Markus put it plainly: the future of agentic AI is many, many small language models. Not one giant model trying to do everything, but a fleet of specialists, each trained on the organisation's own data, each doing one thing extremely well.

This is running in production across 100,000 employees and is a blueprint that any enterprise can follow.

Can Open Models Replace Tools Like Claude Code?

Let us take the question head-on. Does something like Nemo Claw, paired with models like Gemma 4, give organisations enough firepower to reduce their dependency on proprietary developer tools?

The honest answer: maybe, maybe not.

Claude Code is brilliant at what it does. But "brilliant" and "irreplaceable" are not the same thing. The gap between frontier proprietary models and open alternatives is narrowing with every release cycle. For many enterprise use cases, particularly those involving domain-specific reasoning over private data, an open model fine-tuned on your own corpus may already outperform a general-purpose frontier model operating through a generic interface. AT&T is living proof of exactly that.

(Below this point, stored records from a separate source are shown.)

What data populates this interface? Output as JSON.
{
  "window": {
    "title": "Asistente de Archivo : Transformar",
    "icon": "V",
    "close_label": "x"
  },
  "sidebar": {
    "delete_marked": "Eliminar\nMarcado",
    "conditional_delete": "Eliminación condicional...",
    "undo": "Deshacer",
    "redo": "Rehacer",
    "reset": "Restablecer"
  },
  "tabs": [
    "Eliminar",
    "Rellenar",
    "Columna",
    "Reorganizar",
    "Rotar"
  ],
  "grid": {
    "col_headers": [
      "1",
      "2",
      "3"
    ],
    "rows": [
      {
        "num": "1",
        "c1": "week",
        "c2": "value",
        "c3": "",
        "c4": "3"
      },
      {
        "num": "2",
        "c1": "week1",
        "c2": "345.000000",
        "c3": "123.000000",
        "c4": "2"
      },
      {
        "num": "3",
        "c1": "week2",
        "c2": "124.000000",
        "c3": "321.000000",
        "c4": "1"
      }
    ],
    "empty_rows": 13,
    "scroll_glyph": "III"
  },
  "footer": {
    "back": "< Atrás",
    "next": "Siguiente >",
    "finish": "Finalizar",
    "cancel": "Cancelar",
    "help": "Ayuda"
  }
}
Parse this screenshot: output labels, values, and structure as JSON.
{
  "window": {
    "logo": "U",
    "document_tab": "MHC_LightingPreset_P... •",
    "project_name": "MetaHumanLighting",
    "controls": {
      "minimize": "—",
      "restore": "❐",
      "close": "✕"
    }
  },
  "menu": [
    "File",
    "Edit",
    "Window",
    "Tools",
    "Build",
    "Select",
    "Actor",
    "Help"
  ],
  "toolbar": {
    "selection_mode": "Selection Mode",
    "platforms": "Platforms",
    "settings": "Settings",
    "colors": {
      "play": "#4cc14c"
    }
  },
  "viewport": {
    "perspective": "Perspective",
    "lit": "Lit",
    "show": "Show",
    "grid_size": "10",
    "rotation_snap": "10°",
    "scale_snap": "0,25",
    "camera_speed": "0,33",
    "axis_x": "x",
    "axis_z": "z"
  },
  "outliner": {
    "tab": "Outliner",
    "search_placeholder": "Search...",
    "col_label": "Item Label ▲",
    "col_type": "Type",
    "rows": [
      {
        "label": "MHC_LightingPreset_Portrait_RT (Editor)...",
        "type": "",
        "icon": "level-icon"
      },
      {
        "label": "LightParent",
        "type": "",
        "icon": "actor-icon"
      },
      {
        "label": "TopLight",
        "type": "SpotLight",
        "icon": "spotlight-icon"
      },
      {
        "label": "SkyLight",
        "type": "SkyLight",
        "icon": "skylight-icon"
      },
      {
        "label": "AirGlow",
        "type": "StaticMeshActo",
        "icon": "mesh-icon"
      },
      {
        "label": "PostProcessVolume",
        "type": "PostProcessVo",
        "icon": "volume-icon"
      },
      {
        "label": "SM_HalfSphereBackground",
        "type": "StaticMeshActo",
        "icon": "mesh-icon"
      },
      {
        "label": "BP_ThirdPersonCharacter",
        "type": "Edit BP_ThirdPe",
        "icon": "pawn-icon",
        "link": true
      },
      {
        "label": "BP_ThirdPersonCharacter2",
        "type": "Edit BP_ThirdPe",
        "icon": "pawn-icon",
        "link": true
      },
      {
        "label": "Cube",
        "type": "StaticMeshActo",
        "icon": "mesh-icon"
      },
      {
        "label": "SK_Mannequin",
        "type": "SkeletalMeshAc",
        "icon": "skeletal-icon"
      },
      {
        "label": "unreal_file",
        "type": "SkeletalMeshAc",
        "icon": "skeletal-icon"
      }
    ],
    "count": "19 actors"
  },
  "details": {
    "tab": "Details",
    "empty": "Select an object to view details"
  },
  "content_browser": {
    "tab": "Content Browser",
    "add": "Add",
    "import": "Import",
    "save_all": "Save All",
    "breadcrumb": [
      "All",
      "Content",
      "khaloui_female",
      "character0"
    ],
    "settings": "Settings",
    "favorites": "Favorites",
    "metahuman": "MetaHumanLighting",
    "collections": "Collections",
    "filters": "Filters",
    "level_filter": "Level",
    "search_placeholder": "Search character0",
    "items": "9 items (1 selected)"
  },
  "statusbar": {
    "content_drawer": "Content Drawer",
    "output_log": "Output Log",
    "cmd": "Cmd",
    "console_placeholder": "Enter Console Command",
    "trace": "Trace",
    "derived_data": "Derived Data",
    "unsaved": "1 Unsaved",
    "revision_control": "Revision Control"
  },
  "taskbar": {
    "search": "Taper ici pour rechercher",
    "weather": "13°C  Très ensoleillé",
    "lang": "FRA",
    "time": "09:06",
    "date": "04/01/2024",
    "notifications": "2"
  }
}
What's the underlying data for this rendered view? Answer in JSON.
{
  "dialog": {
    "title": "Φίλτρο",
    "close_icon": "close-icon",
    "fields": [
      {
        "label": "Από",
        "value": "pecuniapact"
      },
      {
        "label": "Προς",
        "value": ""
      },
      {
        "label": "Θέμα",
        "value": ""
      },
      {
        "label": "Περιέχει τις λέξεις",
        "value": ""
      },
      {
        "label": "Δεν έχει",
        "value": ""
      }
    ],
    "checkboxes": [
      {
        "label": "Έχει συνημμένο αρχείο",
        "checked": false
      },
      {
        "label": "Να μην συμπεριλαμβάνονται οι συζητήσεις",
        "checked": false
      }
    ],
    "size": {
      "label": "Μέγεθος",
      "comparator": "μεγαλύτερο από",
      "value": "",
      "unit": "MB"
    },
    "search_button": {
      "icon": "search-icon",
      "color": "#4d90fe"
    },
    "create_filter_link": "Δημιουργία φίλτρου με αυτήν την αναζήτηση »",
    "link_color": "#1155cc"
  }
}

The question is whether open models are good enough for your specific task, running on your infrastructure, governed by your policies.

For a growing number of organisations, the answer is yes.

The Smartest Knowledge Base Might Be the Simplest One

Credit here to our own Diogo Carrapato Sousa for flagging this internally: Andrej Karpathy recently shared a technique he is using to build local knowledge bases using nothing more than markdown files, exposed to an LLM running locally.

On the surface, it sounds scrappy, almost too simple, especially for enterprise architectures where shared knowledge sources, insight and action are key to deliver on collective business outcomes.

But think about it in the context of how large organisations actually operate. Layers of bureaucracy. Information that gets lost in translation, contorted, misunderstood. Knowledge buried in wikis that nobody reads, scattered across tools that do not talk to each other. It is remarkably similar to what happens when an LLM hits its context window limit: information overload leads to degraded output.

Karpathy's approach inverts that. Small, bounded, frequently refreshed knowledge, fed back to the same location, consistently. No complex RAG pipeline. No vector database. Just clean, structured context that the model can actually use.

For enterprises drowning in their own documentation, there is a profound insight here: sometimes the most effective architecture is the one that respects the limits of attention, both human and machine.

Are all of these insights an early indicator of where enterprise AI could be heading towards? Local, open and AI-tailored assistants running tasks securely on your own data… Let’s see.